The United States is urging India to restart peace talks with Pakistan. The U.S. Undersecretary for political affairs William Burns is on a four-day stop in India, which includes rounds of talks with top Indian government officials. India put a pause on the slow-moving peace talks after tension rose sharply between the two nuclear-armed neighbors following November attacks on the Indian financial capital of Mumbai, which New Delhi blamed on Pakistan-based militants. Some version of a dialogue is expected to start soon, possibly before the visit of US secretary of state Hillary Clinton to India which is likely in the first week of July. India knows that powers like the US would try to nudge India to the negotiating table, and it would be better not to be seen as having been pressured into the talks.
The Times of India said Foreign Minister S M Krishna quoted President John F. Kennedy to his officers: “Never negotiate out of fear, but never fear to negotiate.” The statement showed Indian sincerity as the quote was also borrowed or taught by the US officials.
The relationship between the United States and India has gradually warmed in recent years. A major breakthrough was a civil nuclear deal achieved during Prime Minister Singh’s first administration and the second term of President George W. Bush.
The deal was opposed by India’s left. But the Congress Party, the largest in the current government, is no longer dependent on the outside support of Communists to stay in power. That means there are now little, if any, political risk from responding to Washington’s calls for even closer ties.
Have a look on the same news reported by two different Pakistani and Indian journalists present in different part of the globe.
Mansoor Ijaz, an American of Pakistan origin writing in the Washington Post, said it is high time to resolve Kashmir issue. Manmohan Singh and Pakistani President Asif Ali Zardari should call for a peace summit this summer.
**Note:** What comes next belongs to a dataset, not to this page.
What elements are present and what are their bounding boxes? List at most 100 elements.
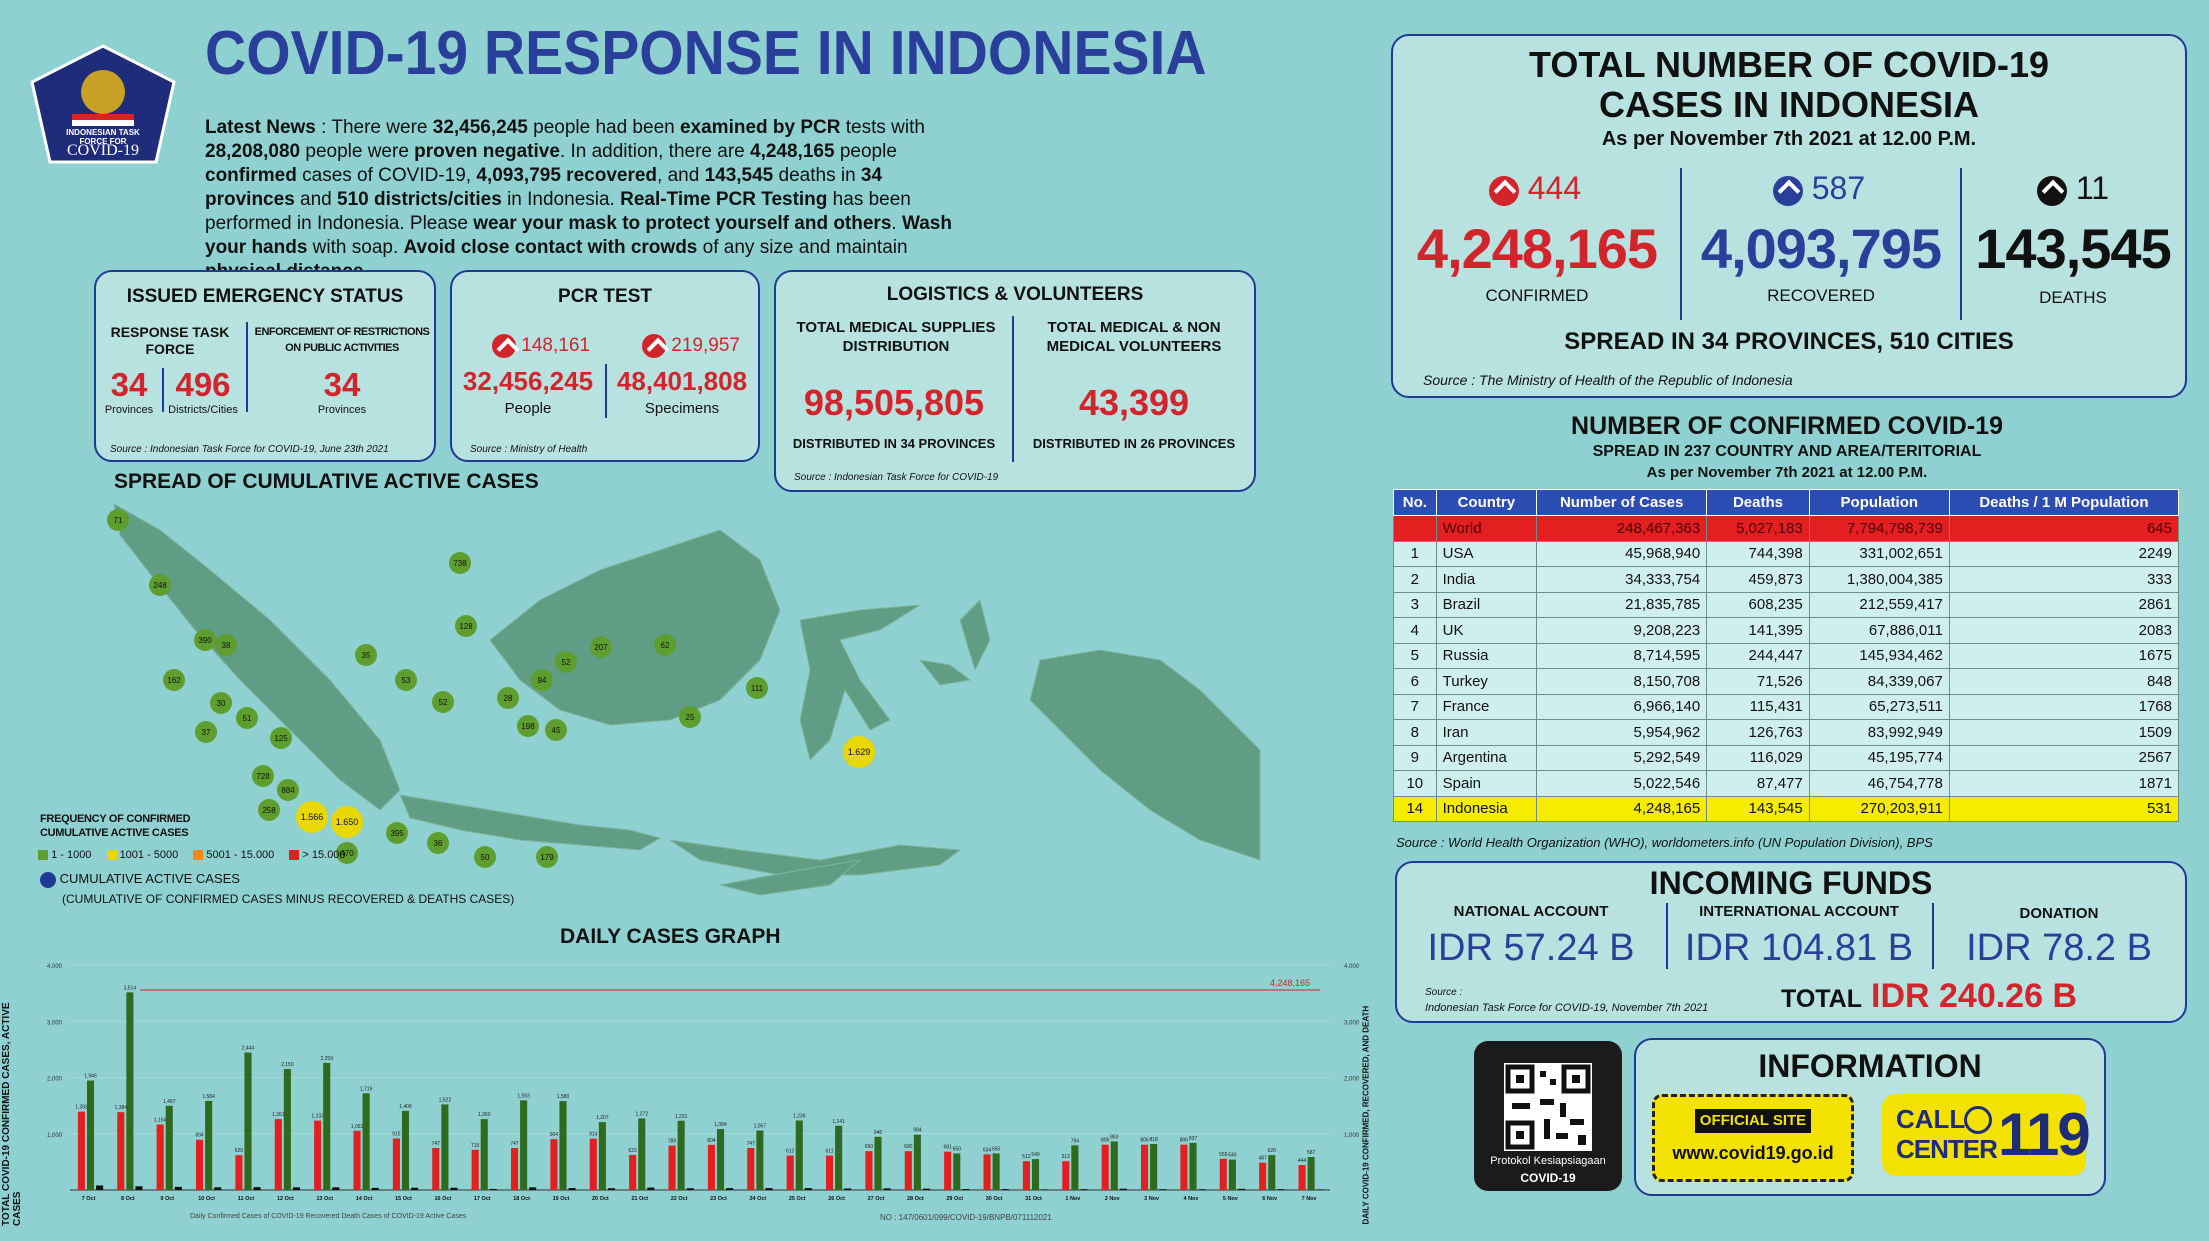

Singh and Zardari were two leaders who could make peace, he argued.
Sanjeev Miglani, an Indian political news editor based in Singapore reviewed the same news in Reuter’s blog as Peace with Pakistan was in India’s “vital interest” as told by Manmohan Singh to parliament in a speech, presumably directed at those in the Indian strategic establishment who believe in a more muscular approach toward Pakistan especially after the Mumbai attacks.
Pakistan has welcomed the recommence offer of talks but the point is that India wants peace talks on a condition of elimination of militants. Bilateral talks should be on equality basis not on conditions. All the issues from Kashmir to Siachin will be addressed, not only addressed should be resolved now. It is the high time to do something other than just talks. Indian sincerity towards the talks is still questionable but result should be assured, otherwise all American efforts will end in a smoke.